We’ve reached halftime at the Aspen Institute’s National Education Summit. So far, the sessions have been interesting … and a little surprising. What’s surprising? No one is calling for the abolition of No Child Left Behind. Even on a panel with two superintendents and the new president of the AFT, no one called for NCLB’s demise. In fact, everyone seemed to believe the law has had a positive impact on education in the United States. Why aren’t these folks talking to Congress?
But this is clearly not a conference on NCLB. If the morning sessions are any indication, the future of education is about one thing and one thing only — accountability. Perhaps EdSec Margaret Spellings is correct that accountability is going to be the lasting legacy of the NCLB era. Today, everyone is talking about accountability, and everyone is talking about it in positive and glowing terms.
Some of the highlights from this morning:
* Spellings is reporting that test scores are up, the achievement gap is closing, and we are making great progress, particularly when it comes to math instruction. EdSec also used the forum to promote her notion of Key Educational Indicators, her banking-industry metaphor for improving education (though the timing of modeling yourself after banking today is a little iffy. I’d even prefer Tommy Thompson’s comparison to evaluating nursing homes). What are those Indicators you may ask? Simple measures — effective educators, reliable data, proven strategies.
* Ed in O8’s Roy Romer used his time at the rostrum to focus on his group’s new study on remedial education in postsecondary education, reporting one in three college-going high school grads needs remedial ed. An important statistic, yes, but Eduflack thinks we should first figure out how to eliminate the 35% or so high school drop out rate, before focusing on those who made it through the system (even if it was a mediocre system at best)
* NPR/Fox commentator Juan Williams surprised the room by stating one of the biggest issues facing public education is the need (or the requirement) that we must be willing to challenge the unions.
* NYCPS’ Joel Klein has apparently heard one too many times that you can’t fix education until you fix poverty. He countered with the mirror. You can fix poverty once you fix education. He also served as the chief voice for national education standards.
Surprisingly, Roy Romer seems to now be backing off his support for national standards. A year ago, the former Colorado governor laid out what Eduflack thought was a terrific plan for using the nation’s top education governors to develop national education standards that could be adopted by all states. Today, Romer said national standards just weren’t doable. Instead, he proposed states developing their own standards that aligned with international standards, with the feds rewarding them for basing benchmarks on things like PISA. An interesting idea, yes, but isn’t it more important to have the United States develop a single standard that matches up with PISA or TIMSS, and not that Arizona and Virginia have figured out how to do it by themselves, leaving the other 48 behind? If national standards are not doable, tell us why and let’s task some folks to solve the problem. Surrender isn’t the option, particularly on national standards.

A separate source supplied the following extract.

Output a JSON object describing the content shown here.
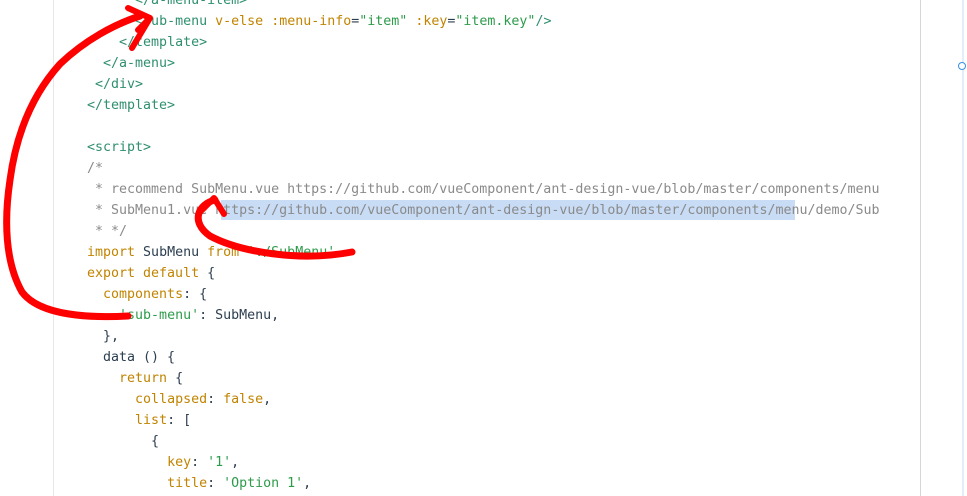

The morning closed with an interesting discussion that focused, in part, on staff development. Prince George’s County (MD) superintendent John Deasy focused on the concept that “teaching matters.” Atlanta supe Beverly Hall called for professional development to be job embedded, and not simply an add-on offered one morning a month (Are you listing National Staff Development Council? Hall is singing your song.) Even Ed Trust’s Kati Haycock got in the act, suggesting that our schools need more programs like Core Knowledge if we are to really close that achievement gap and boost student achievement.
The takeaways? No fireworks. The Mayflower Hotel is hosting a room full of power players with the ability to enact real change. They spent the morning listening and gathering information. This was not about posturing or getting your slogan mentioned (since there are no open mikes for statements or questions) or showing you are the smartest person in the room. Instead, this was about hearing and really understanding. It was about making sure your view (and your motivation) for education reform is motivated by the same issues as your colleague across the table. It is about making sure we’re all working together to solve the same problem and seeing success in the same way.
The event is being billed as “An Urgent Call.” What is clear, though, is that there is still an absence of a national sense of urgency for the issue, particularly with those who aren’t running school districts, organizations, or corporations. We still believe our individual school is doing a great job, regardless of the available data. We still believe our students can compete, despite our slippage in international competition. And we still think our kids are ready for the future, despite the growing dropout rate and increased remediation rate. Clearly, we need an urgent call to Main Street, USA … and we need it now.
For years, Eduflack has talked about the need for public engagement and advocacy, particularly when it comes to the issue of school improvement. But EdSec Spellings had it right when she said we should not settle for being advocates. Instead, we should be agitators. We’ve advocated for reform for decades. Maybe the only way to really make a difference — to close the achievement gap, to boost student achievement in national and international measures, to measurably improve and support teaching, to broaden school choice and school opportunities — we really need to agitate. I’m ready. I’m Eduflack, and I’m an agitator.